Edward Elgar, 2004, 296 pp, hardback, 1 84376 676 0, £59.95. Order this book
This book reviews the findings of a major research programme on family, employment and income dynamics in Europe and draws conclusions about life changes and welfare regimes.
Chapter 1 introduces Esping-Andersen’s welfare regime typology
1. “The ‘social-democratic’ regime type, with generous levels of state support, with benefits based on individual and universal entitlement, and an emphasis on support from the state, rather than the family or the market. This is typified by the Scandinavian countries.
2. The ‘liberal’ regime type, with rather modest levels of benefits and an emphasis on the market as the dominant means of support. Benefits are heavily means-tested to target those most in need. This regime type is prominent in English-speaking countries, and is represented in Europe by the UK and Ireland.
3. The ‘conservative’ regime type, with an emphasis on the central role of the family in support for individuals, with a reduced role for the state, and a predominance of insrance-based benefits. Esping-Andersen includes the countries of continental Europe in this group: the Benelux countries; France, Germany and Austria; plus the southern peninsula countries of Spain, Portugal, Greece and Italy” (p.15).
The editors divide the third category into ‘corporatist’ (Benelux, France, Germany and Austria) and ‘residual’ (Spain, Portugal, Greece and Italy).
Chapter 2 charts the diversity of family patterns across Europe; chapters 3 and 4 explore the relationshiop between family life and employment at key stages of the life-cycle; chapter 5 examines the trend towards non-standard employment contracts, chapter 6 mobility in and out of work, and chapter 7 the impact of unemployment. Chapter 8 finds both similarities and dissimilarities between different welfare regime types in relation to overall distributional effects (p.197) and to effects on income of particular life events, so “we should be careful not to use the regime-type classification without testing its relevance and appropriateness in light of the issue under study” (p.199).
Chapter 9 studies the dynamics of income poverty and concludes that “poverty is experienced by a far higher number of individuals when viewed longitudinally rather than cross-sectionally,” but that “if we extrapolate from the mean cross-sectional poverty line to an expected experience of poverty on the basis of independence between years in poverty, what we actually see are far fewer people experiencing poverty and a polarisation of persistent poverty. This is important since it suggests an ‘inertia’ to the experience of poverty that can ‘trap’ individuals and households, but the effect varies between countries, with those from more social-democratic and employment-centred regimes being less polarised and closer to expectations based solely on probability theory” (p.221). Thus liberal and residual regimes are shown to increase the risk of persistent poverty (p.221).
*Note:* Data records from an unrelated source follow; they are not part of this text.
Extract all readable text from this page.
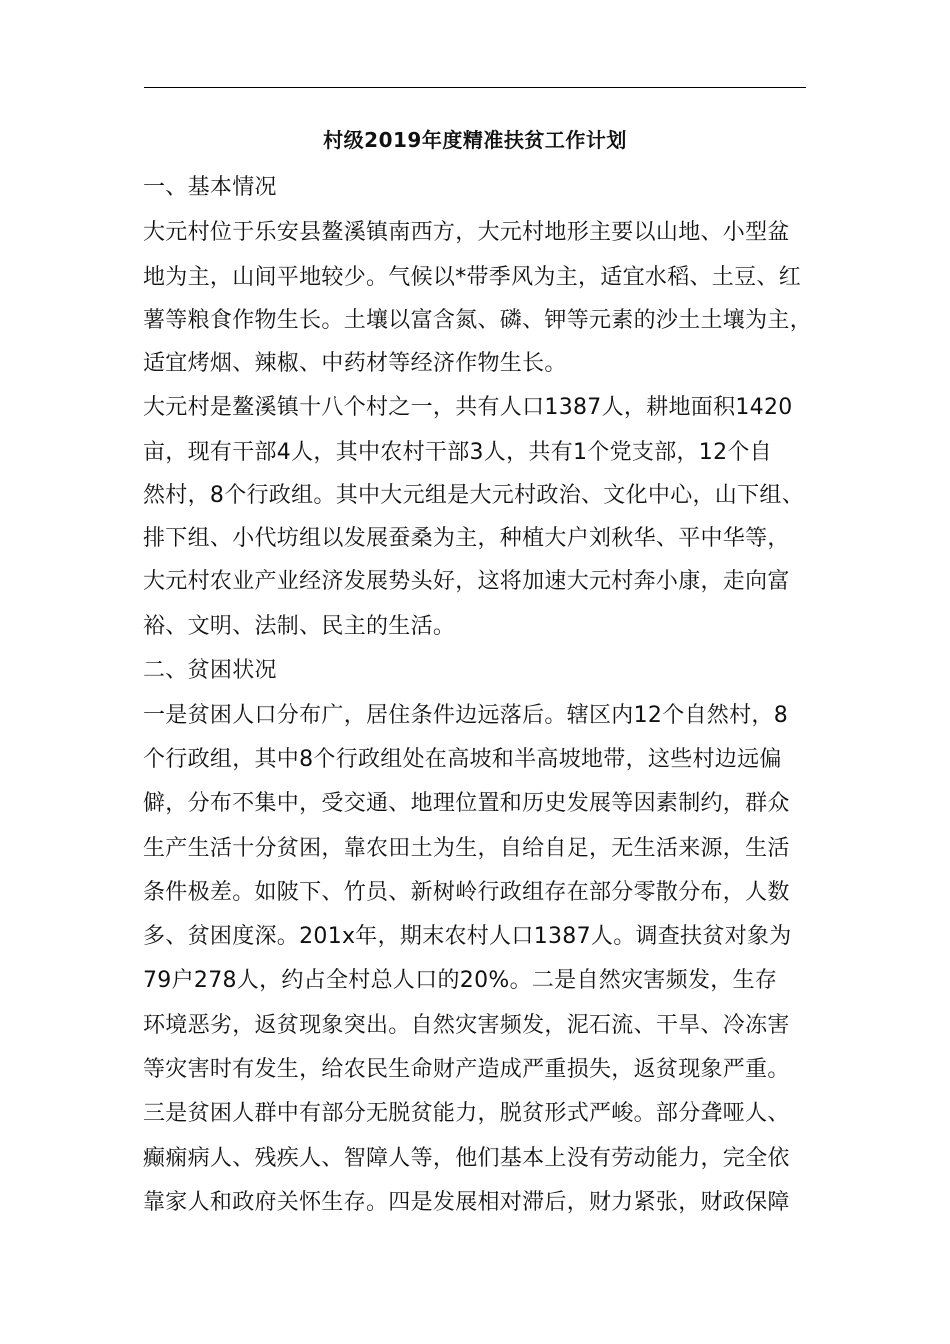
村级2019年度精准扶贫工作计划
一、基本情况
大元村位于乐安县鳌溪镇南西方，大元村地形主要以山地、小型盆
地为主，山间平地较少。气候以*带季风为主，适宜水稻、土豆、红
薯等粮食作物生长。土壤以富含氮、磷、钾等元素的沙土土壤为主，
适宜烤烟、辣椒、中药材等经济作物生长。
大元村是鳌溪镇十八个村之一，共有人口1387人，耕地面积1420
亩，现有干部4人，其中农村干部3人，共有1个党支部，12个自
然村，8个行政组。其中大元组是大元村政治、文化中心，山下组、
排下组、小代坊组以发展蚕桑为主，种植大户刘秋华、平中华等，
大元村农业产业经济发展势头好，这将加速大元村奔小康，走向富
裕、文明、法制、民主的生活。
二、贫困状况
一是贫困人口分布广，居住条件边远落后。辖区内12个自然村，8
个行政组，其中8个行政组处在高坡和半高坡地带，这些村边远偏
僻，分布不集中，受交通、地理位置和历史发展等因素制约，群众
生产生活十分贫困，靠农田土为生，自给自足，无生活来源，生活
条件极差。如陂下、竹员、新树岭行政组存在部分零散分布，人数
多、贫困度深。201x年，期末农村人口1387人。调查扶贫对象为
79户278人，约占全村总人口的20%。二是自然灾害频发，生存
环境恶劣，返贫现象突出。自然灾害频发，泥石流、干旱、冷冻害
等灾害时有发生，给农民生命财产造成严重损失，返贫现象严重。
三是贫困人群中有部分无脱贫能力，脱贫形式严峻。部分聋哑人、
癫痫病人、残疾人、智障人等，他们基本上没有劳动能力，完全依
靠家人和政府关怀生存。四是发展相对滞后，财力紧张，财政保障
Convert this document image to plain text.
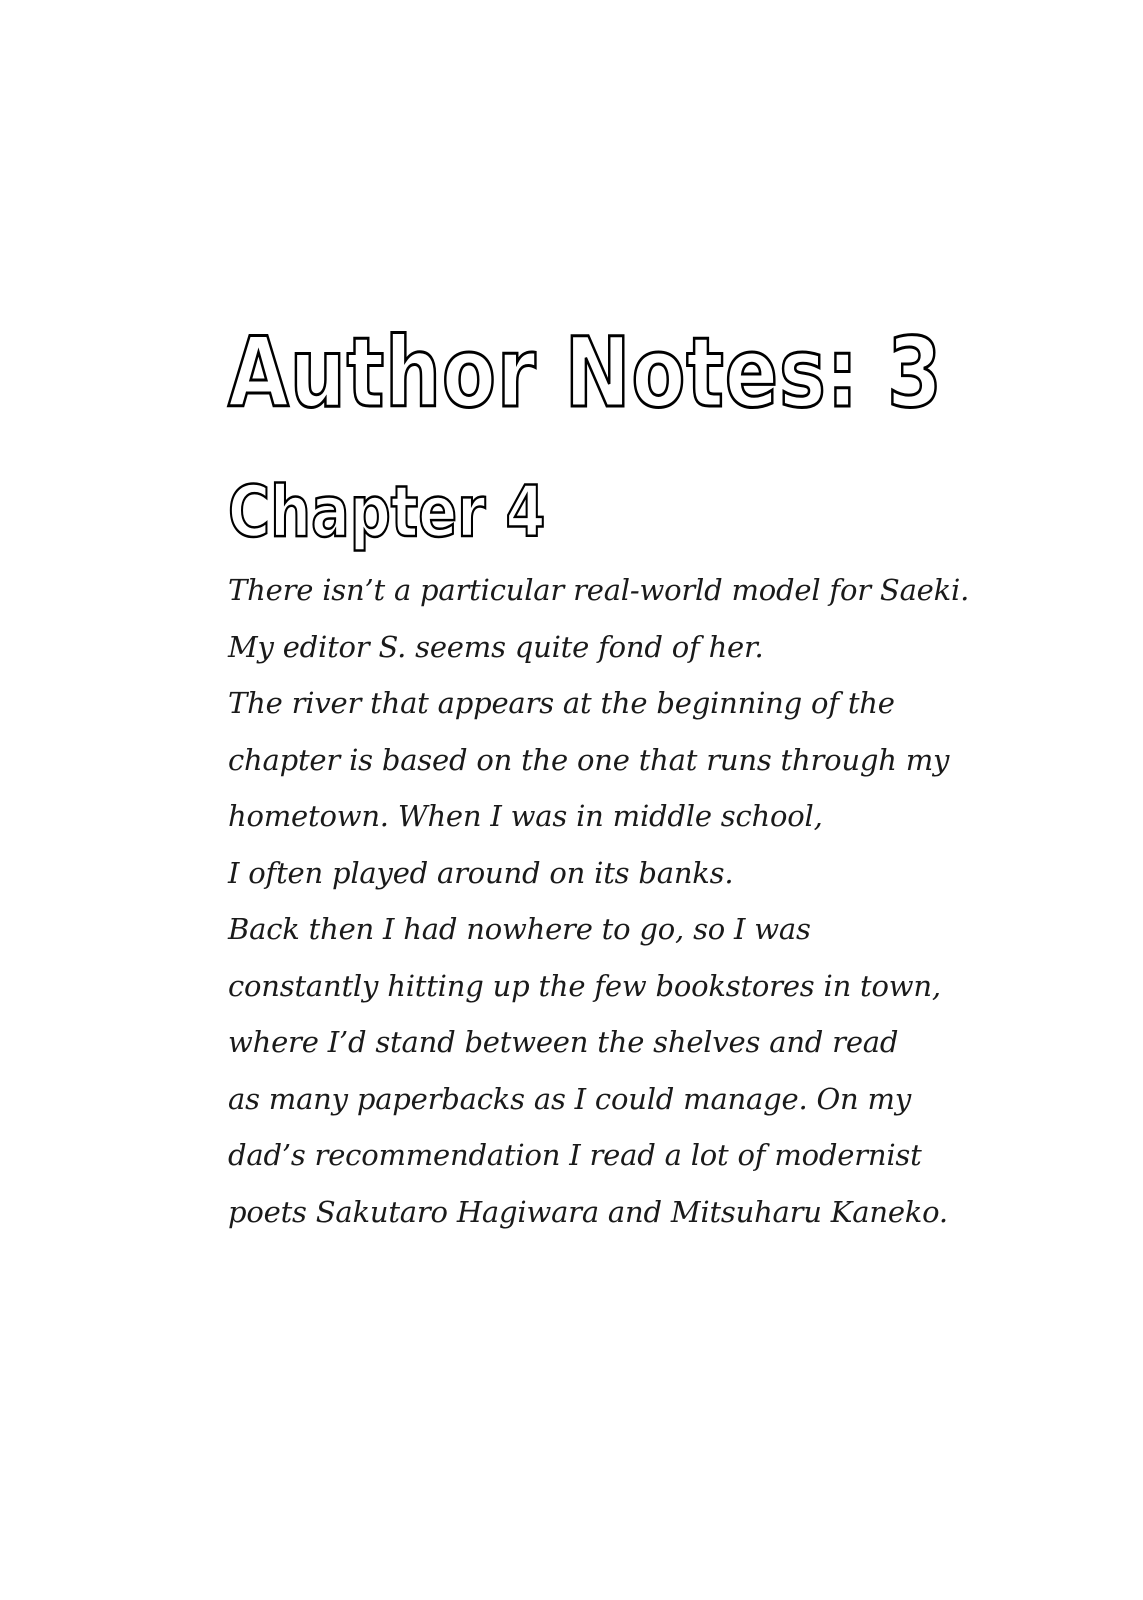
Author Notes: 3
Chapter 4
There isn’t a particular real-world model for Saeki.
My editor S. seems quite fond of her.
The river that appears at the beginning of the
chapter is based on the one that runs through my
hometown. When I was in middle school,
I often played around on its banks.
Back then I had nowhere to go, so I was
constantly hitting up the few bookstores in town,
where I’d stand between the shelves and read
as many paperbacks as I could manage. On my
dad’s recommendation I read a lot of modernist
poets Sakutaro Hagiwara and Mitsuharu Kaneko.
Chapter 10 explores the complex relationship between household income and the family’s living standards and finds that persistent poverty is a significant cause of social exclusion but that in different countries different additional factors are also important.
Chapter 11 concludes that comparative cross-national longitudinal research is important.
We can only agree – and suggest that with such a wealth of data it might be possible to abandon the normal three- or four-category characterisation of welfare regimes, and instead rank individual regimes against a range of variables and evaluate the data against each variable in turn. Of particular interest would be the correlations which might result from studying income mobility, stability, security and inequality in relation to the level of universality in the benefits structure of a welfare regime. The researchers would need to develop a measure of the relative universality of a benefits regime. Such a measure might lead to further interesting correlations.